Распахнул ее и натолкнулся на взгляд матери. Глаза у нее были странные, поплывшие.

– Возьми трубку, Вадик, – пробормотала она и принялась пятиться по – рачьи.

Он протиснулся мимо и, подойдя к журнальному столику, испытал сильное желание вернуться в свою комнату и лечь спать. Телефон лежал в ворохе старых газет и выглядел… опасным, как притаившийся в кустах волк.

– Алло.

Поначалу ему показалось, что там, на другом конце провода, кто-то старательно надувает воздушный шарик.

– Говорите, кто?

– Вадинька… – женский знакомый голос. Секунды хватило, чтобы понять, что это мать Черепа, как ее… Лидия что-то там.

Во рту стало вязко, как после новокаина.

– Слушаю…

– Вадинька, это мама Виталика… Это Лидия… Михайловна («Ну да, разумеется, Михайловна, как он вообще мог забыть?»), тетя Лида… – почему-то именно это совершенно неуместное «Тетя Лида» заставило его испугаться всерьез.

– Что-то… нужно вам? – невпопад спросил он.

– Да… это… С Виталиком беда, – выпалила женщина и расплакалась, скорее, завыла прямо в трубку.

Странно, но в ту же секунду онемение, распространявшееся во рту, равно как и страх, принялись отступать.

– Что с Виталиком… – он помедлил и добавил: – тетя… Лида?

Рыдания и вой на другом конце трубки превратились в какое-то жидкое бульканье.

– Я не понимаю… Что вы говорите там? – теперь страх прошел полностью, уступив место раздражению.

– Виталик… упал… – Упааал… – женщина снова принялась выть.

– Куда упал? – теперь Вадиму хотелось повесить трубку и вернуться в постель. Вой действовал ему на нервы.

– С балкона упал! – взвизгнула женщина, и словно плотину прорвало, – разбился он! Прыгнул! Насмерть! Сыночек мой… Я думала, тебе нужно… Вы же друзья были…
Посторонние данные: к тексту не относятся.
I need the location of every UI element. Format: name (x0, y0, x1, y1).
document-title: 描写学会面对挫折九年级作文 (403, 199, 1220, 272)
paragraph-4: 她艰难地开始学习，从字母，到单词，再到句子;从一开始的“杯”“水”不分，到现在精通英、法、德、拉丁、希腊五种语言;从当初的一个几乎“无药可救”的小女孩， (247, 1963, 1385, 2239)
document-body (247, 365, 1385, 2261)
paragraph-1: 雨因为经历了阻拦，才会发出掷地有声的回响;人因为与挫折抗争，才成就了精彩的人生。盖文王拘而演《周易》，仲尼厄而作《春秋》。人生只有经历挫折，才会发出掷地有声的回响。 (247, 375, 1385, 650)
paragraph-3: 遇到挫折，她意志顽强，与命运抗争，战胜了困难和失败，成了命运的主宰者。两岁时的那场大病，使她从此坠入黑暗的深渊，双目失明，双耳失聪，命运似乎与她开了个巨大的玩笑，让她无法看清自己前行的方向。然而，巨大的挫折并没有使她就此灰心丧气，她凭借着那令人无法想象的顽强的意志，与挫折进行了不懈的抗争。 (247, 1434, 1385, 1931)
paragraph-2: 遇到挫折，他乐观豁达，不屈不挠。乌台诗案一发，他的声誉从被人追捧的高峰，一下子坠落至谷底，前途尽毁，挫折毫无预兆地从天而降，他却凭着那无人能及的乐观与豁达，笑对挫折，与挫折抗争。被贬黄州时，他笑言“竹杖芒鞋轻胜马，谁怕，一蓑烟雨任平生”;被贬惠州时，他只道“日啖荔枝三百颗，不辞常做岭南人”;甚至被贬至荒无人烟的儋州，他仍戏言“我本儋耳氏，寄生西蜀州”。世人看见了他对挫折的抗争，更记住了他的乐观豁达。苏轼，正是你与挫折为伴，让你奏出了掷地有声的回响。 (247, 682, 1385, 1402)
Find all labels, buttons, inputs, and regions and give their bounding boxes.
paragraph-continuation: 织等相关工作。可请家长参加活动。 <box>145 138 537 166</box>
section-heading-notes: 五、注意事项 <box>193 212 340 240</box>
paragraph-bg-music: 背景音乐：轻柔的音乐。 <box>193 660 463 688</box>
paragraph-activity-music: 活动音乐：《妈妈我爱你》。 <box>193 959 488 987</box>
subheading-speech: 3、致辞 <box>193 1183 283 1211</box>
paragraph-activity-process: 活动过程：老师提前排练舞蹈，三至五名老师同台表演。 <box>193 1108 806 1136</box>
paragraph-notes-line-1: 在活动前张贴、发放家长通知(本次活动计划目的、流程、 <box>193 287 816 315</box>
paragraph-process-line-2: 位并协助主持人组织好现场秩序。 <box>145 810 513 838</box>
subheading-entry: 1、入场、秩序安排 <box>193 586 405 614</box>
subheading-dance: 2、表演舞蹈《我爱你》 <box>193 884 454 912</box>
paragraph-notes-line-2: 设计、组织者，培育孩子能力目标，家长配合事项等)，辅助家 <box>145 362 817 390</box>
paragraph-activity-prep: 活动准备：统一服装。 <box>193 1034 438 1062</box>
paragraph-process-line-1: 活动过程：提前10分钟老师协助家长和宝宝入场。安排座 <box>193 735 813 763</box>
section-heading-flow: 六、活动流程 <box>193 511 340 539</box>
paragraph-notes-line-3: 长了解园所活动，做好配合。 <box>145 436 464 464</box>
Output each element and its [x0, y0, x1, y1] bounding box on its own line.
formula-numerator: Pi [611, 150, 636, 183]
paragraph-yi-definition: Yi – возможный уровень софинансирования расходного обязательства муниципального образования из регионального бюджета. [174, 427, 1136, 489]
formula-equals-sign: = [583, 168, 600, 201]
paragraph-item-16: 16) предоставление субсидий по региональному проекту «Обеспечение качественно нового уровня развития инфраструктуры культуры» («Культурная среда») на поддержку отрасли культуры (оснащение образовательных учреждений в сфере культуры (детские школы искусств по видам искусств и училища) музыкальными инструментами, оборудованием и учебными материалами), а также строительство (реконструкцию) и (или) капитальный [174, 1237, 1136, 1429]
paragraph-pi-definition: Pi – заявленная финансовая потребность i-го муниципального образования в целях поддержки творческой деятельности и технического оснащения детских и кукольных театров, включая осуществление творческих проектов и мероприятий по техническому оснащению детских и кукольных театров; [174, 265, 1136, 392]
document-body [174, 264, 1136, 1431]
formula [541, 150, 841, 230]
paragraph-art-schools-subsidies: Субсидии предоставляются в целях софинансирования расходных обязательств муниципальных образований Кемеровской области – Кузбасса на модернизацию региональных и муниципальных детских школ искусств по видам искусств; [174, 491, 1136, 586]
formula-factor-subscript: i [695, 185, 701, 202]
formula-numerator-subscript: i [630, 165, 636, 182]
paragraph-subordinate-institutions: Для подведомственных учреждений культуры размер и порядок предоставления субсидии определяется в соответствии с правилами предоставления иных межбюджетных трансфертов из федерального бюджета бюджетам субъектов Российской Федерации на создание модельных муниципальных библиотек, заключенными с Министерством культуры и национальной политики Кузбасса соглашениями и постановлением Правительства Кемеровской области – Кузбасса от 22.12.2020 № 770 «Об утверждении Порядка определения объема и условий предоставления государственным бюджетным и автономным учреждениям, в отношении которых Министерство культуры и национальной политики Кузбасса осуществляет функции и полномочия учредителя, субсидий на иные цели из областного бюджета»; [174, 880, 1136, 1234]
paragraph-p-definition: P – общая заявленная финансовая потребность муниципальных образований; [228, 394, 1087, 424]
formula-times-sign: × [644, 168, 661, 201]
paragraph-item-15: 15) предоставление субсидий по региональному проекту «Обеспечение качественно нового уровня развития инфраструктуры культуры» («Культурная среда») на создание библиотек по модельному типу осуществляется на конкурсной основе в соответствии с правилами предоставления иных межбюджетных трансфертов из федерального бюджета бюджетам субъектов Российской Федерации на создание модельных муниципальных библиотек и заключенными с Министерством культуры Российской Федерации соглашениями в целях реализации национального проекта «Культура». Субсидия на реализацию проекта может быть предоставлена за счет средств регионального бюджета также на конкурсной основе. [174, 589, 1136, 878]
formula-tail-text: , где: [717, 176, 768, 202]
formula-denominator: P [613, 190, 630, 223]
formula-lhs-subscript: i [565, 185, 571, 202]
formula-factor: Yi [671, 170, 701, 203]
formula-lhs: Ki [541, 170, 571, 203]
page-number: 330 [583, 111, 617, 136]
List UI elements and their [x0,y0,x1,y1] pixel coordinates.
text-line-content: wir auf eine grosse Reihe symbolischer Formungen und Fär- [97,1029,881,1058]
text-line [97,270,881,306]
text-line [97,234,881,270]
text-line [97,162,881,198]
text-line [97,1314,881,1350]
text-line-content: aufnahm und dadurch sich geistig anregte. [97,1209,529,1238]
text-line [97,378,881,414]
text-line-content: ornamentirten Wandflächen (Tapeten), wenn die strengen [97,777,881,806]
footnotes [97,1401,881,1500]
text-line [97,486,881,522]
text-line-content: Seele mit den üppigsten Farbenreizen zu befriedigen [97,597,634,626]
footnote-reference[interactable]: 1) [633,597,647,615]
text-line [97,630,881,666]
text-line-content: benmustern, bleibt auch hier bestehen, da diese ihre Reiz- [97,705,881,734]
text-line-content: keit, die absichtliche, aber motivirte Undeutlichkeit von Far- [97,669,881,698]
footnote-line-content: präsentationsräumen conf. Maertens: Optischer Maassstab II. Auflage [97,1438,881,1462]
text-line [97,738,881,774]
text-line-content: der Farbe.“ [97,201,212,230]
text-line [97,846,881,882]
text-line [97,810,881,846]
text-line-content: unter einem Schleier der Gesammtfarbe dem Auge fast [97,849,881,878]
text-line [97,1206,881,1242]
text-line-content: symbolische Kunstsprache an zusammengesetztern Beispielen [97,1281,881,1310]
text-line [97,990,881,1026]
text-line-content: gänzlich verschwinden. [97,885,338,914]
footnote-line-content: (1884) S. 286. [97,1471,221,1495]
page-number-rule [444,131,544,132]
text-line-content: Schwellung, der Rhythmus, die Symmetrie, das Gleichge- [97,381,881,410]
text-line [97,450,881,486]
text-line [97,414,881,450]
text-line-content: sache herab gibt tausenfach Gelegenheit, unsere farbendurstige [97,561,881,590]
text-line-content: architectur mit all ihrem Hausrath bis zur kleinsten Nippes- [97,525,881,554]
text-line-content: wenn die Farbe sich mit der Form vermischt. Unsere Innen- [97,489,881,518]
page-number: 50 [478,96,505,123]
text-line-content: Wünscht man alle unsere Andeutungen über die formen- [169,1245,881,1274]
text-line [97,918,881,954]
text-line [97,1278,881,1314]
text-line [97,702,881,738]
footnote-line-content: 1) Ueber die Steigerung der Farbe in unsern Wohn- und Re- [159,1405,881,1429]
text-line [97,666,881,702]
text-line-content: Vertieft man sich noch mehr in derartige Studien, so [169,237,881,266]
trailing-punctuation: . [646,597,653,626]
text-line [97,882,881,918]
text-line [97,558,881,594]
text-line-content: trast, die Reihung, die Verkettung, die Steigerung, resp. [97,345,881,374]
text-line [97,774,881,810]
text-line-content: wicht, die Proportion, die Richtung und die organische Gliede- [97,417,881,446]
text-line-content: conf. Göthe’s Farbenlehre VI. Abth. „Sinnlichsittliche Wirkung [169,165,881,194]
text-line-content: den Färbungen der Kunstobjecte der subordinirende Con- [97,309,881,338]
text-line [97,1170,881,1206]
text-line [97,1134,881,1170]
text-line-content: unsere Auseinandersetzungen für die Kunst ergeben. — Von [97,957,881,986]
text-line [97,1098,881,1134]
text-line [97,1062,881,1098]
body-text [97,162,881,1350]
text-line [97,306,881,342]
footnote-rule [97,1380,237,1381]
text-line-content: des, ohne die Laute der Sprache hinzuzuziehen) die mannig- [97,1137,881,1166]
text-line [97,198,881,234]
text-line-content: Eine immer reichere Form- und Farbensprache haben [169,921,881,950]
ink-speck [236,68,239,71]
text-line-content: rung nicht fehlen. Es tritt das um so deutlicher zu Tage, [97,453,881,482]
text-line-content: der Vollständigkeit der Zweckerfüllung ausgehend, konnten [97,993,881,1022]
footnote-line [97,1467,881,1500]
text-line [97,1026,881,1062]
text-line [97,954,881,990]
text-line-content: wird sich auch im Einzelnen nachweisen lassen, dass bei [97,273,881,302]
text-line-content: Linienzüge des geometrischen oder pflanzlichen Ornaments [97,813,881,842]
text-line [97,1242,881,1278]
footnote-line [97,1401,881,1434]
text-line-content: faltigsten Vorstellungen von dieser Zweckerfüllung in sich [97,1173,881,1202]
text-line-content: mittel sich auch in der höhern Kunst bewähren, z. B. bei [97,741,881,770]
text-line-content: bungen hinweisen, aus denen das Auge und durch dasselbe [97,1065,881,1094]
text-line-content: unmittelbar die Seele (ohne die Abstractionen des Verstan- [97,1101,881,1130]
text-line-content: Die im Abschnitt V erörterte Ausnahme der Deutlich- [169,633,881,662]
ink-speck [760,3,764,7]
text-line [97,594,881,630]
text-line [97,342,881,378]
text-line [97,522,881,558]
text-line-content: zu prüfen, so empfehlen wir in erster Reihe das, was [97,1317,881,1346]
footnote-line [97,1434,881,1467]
Вадим отнял трубку от уха и озадаченно посмотрел на нее. Трубка как трубка, ничего особенного. Он осторожно положил ее на рычаг и присел рядом на низкую шаткую табуретку.

Стало быть, вот оно как…

– Вадик… – он поднял голову. Мать стояла в двух шагах, бессильно привалившись к стене, по – бабьи поднеся одну руку ко рту.

– Ты в порядке, сынок?

– Спать хочу, – буркнул он и встал с табуретки.

Телефон зазвонил снова – и внезапно страх вернулся, перерос в ужас. Он уставился на аппарат, пытаясь заставить его замолчать, но тот звонил, звонил, захлебываясь.

– Ты… не хочешь брать трубку, да? – пропищала мать из-за спины.

«Да, я не хочу брать трубку, ты – старая тупая овца! Не хочу притрагиваться к этому сраному телефону, потому что мне насрать на Черепа и на его мамашу, и на всю их рабоче-крестьянскую семейку, но я боюсь, боюсь, и сам не знаю чего!» – ему хотелось повернуться и заорать прямо в лицо матери, но вместо этого он протянул руку и осторожно поднял трубку. Поднес ее к уху, ожидая услышать уже знакомое захлебывающееся бульканье Лидии, как ее там, Михалны, но подсознательно будучи уверенным в том, что это не она, о, нет, милые мои, не она это, но ее сын, еле шевелящий разбитыми губами. Звонит из морга… Ведь даже мертвецам полагается один прощальный звонок, верно? Звонит, чтобы закончить начатый на лестничной площадке разговор…

– Доброе утро, Вадим. Не разбудил?

Это был Кольцов.

Страх мгновенно перерос в панику, и он понял, что боится этого нестарого старика, боится его больше всего. Нужно было бросить трубку и никогда больше не отвечать ни на какие звонки. Уехать из города, если нужно…

Он потряс головой, удивляясь сам себе. Какая-то чушь.

– Да, Юрий Владимирович!

– То бишь, разбудил? – Кольцов звучал весело, даже игриво.

– Нет… то есть… не совсем. Меня уже до вас разбудили.

– Ну да, ну да… Бедный Виталик, правда? Такой молодой… столько всего впереди… Мои соболезнования, Вадик.